Initially, four guards will be hired to work at clinics in Kiana, Kivalina, Noorvik and Selawik — some of the more populated villages in the region with documented incidents of violence, Dankmeyer said.
“We picked the ones that seemed to be in most need,” he said.
So far, the position in Selawik has been filled, and Maniilaq is looking to hire three more guards, as well as four relief security guards to address potential coverage gaps. The corporation dedicated $500,000 to the program.
While, according to Shindler, about half of the overall calls that health aides respond to happen out in the field and at people’s homes, the security personnel will only be present within health care facilities.
Turner said that deploying security guards to accompany health aides outside of clinics is legally complicated: It can lead to concerns regarding privacy intrusion, jurisdictional limitations and an ambiguous regulatory and insurance landscape.
“We limited (the security guards program) in concept, knowing that it’s not addressing the full thing, but the other piece, the outside-the-clinic safety, that should be law enforcement — it should be VSOs, it should be VPSOs or state troopers. And they’re missing, they’re not there. At least not there consistently, Dankmeyer said. “The burden of the lack of law enforcement out in rural Alaska is shifted on to our health system and our workforce, but we aren’t prepared to step into that role.”
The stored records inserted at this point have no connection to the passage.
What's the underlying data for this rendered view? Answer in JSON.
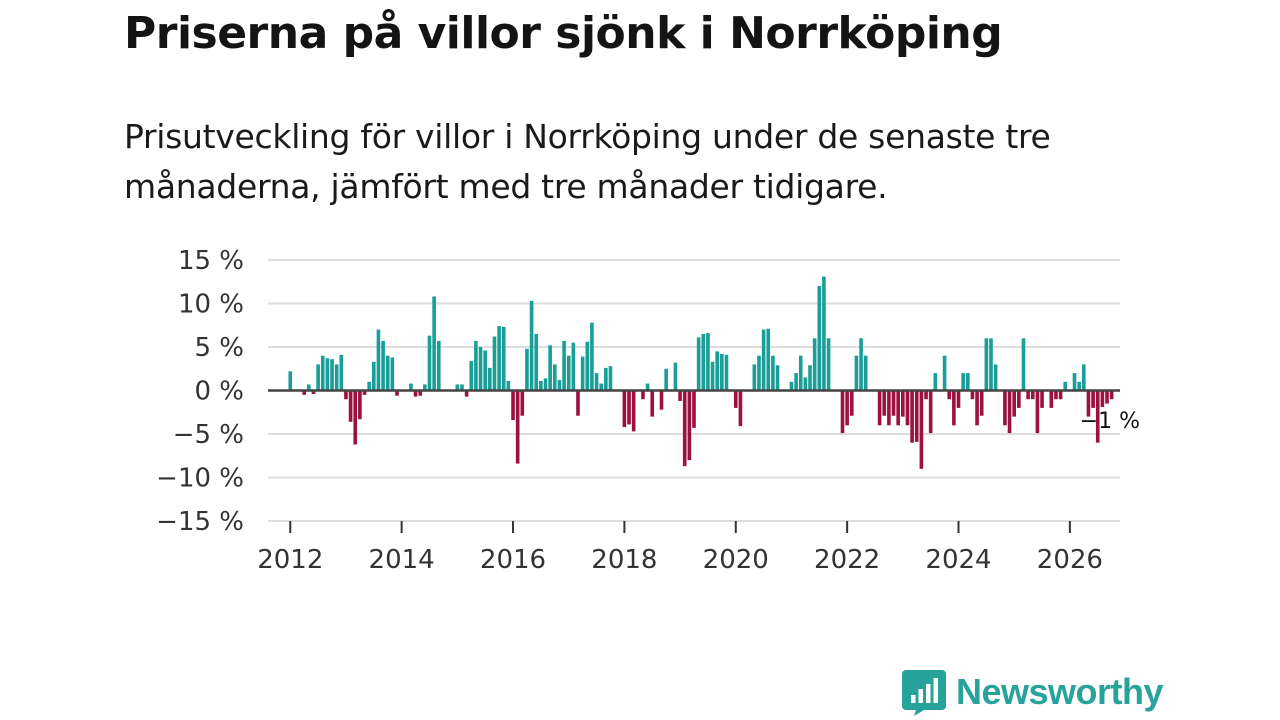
{
  "title": "Priserna på villor sjönk i Norrköping",
  "subtitle": "Prisutveckling för villor i Norrköping under de senaste tre månaderna, jämfört med tre månader tidigare.",
  "brand": {
    "name": "Newsworthy",
    "icon": "newsworthy-logo-icon"
  },
  "colors": {
    "positive": "#1a9e98",
    "negative": "#9c1140",
    "zero_line": "#444444",
    "grid": "#dddddd",
    "brand": "#27a39b"
  },
  "chart_data": {
    "type": "bar",
    "title": "Priserna på villor sjönk i Norrköping",
    "xlabel": "",
    "ylabel": "",
    "x_start": 2012.0,
    "x_step_months": 1,
    "ylim": [
      -15,
      15
    ],
    "xlim": [
      2011.6,
      2026.9
    ],
    "y_ticks": [
      15,
      10,
      5,
      0,
      -5,
      -10,
      -15
    ],
    "y_tick_labels": [
      "15 %",
      "10 %",
      "5 %",
      "0 %",
      "−5 %",
      "−10 %",
      "−15 %"
    ],
    "x_ticks": [
      2012,
      2014,
      2016,
      2018,
      2020,
      2022,
      2024,
      2026
    ],
    "x_tick_labels": [
      "2012",
      "2014",
      "2016",
      "2018",
      "2020",
      "2022",
      "2024",
      "2026"
    ],
    "grid": true,
    "end_label": "−1 %",
    "values": [
      2.2,
      0,
      0,
      -0.5,
      0.7,
      -0.4,
      3.0,
      4.0,
      3.7,
      3.6,
      3.0,
      4.1,
      -1.0,
      -3.6,
      -6.2,
      -3.3,
      -0.5,
      1.0,
      3.3,
      7.0,
      5.7,
      4.0,
      3.8,
      -0.6,
      0,
      0,
      0.8,
      -0.7,
      -0.6,
      0.7,
      6.3,
      10.8,
      5.7,
      0,
      0,
      0,
      0.7,
      0.7,
      -0.7,
      3.4,
      5.7,
      5.0,
      4.6,
      2.6,
      6.2,
      7.4,
      7.3,
      1.1,
      -3.4,
      -8.4,
      -2.9,
      4.8,
      10.3,
      6.5,
      1.1,
      1.4,
      5.2,
      3.0,
      1.2,
      5.7,
      4.0,
      5.5,
      -2.9,
      3.9,
      5.6,
      7.8,
      2.0,
      0.8,
      2.6,
      2.8,
      0,
      0,
      -4.2,
      -3.9,
      -4.7,
      0,
      -1.0,
      0.8,
      -3.0,
      0,
      -2.2,
      2.5,
      0,
      3.2,
      -1.2,
      -8.7,
      -8.0,
      -4.3,
      6.1,
      6.5,
      6.6,
      3.3,
      4.5,
      4.2,
      4.1,
      0,
      -2.0,
      -4.1,
      0,
      0,
      3.0,
      4.0,
      7.0,
      7.1,
      4.0,
      2.9,
      0,
      0,
      1.0,
      2.0,
      4.0,
      1.5,
      2.9,
      6.0,
      12.0,
      13.1,
      6.0,
      0,
      0,
      -4.9,
      -4.0,
      -2.9,
      4.0,
      6.0,
      4.0,
      0,
      0,
      -4.0,
      -2.9,
      -4.0,
      -2.9,
      -4.0,
      -3.0,
      -4.0,
      -6.0,
      -5.9,
      -9.0,
      -1.0,
      -4.9,
      2.0,
      0,
      4.0,
      -1.0,
      -4.0,
      -2.0,
      2.0,
      2.0,
      -1.0,
      -4.0,
      -2.9,
      6.0,
      6.0,
      3.0,
      0,
      -4.0,
      -4.9,
      -3.0,
      -2.0,
      6.0,
      -1.0,
      -1.0,
      -4.9,
      -2.0,
      0,
      -2.0,
      -1.0,
      -1.0,
      1.0,
      0,
      2.0,
      1.0,
      3.0,
      -3.0,
      -2.0,
      -6.0,
      -1.9,
      -1.5,
      -1.0
    ]
  }
}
[From 2020: Can Alaska’s VPSO program be saved? A task force suggests big changes.]
To better address safety concerns in the villages, Shindler said it would take a multifaceted approach, including hiring more village public safety officers, developing emergency medical services in the villages and providing CPR training and first responder certification to locals so they can assist health aides.
Hiring security guards for the four village clinics is one small step in that direction. Maniilaq plans to evaluate how effective the program will be at providing safety for patients and staff.
“If it does yield positive results, I can’t promise anything, but I’m pretty certain we’ll probably institute that at every clinic,” Turner said.
Carter is looking forward to that expansion.
“I can’t wait,” Carter said. “Just anticipation of getting a horrible call — it’s so stressful. ... And when you already go through something, you develop PTSD ... So it makes you fearful of the next call. You think, ‘I don’t know if I’m gonna do this anymore. I think I should quit my job.’ But having a security (guard) kind of buffers the blow. It makes you feel more prepared.”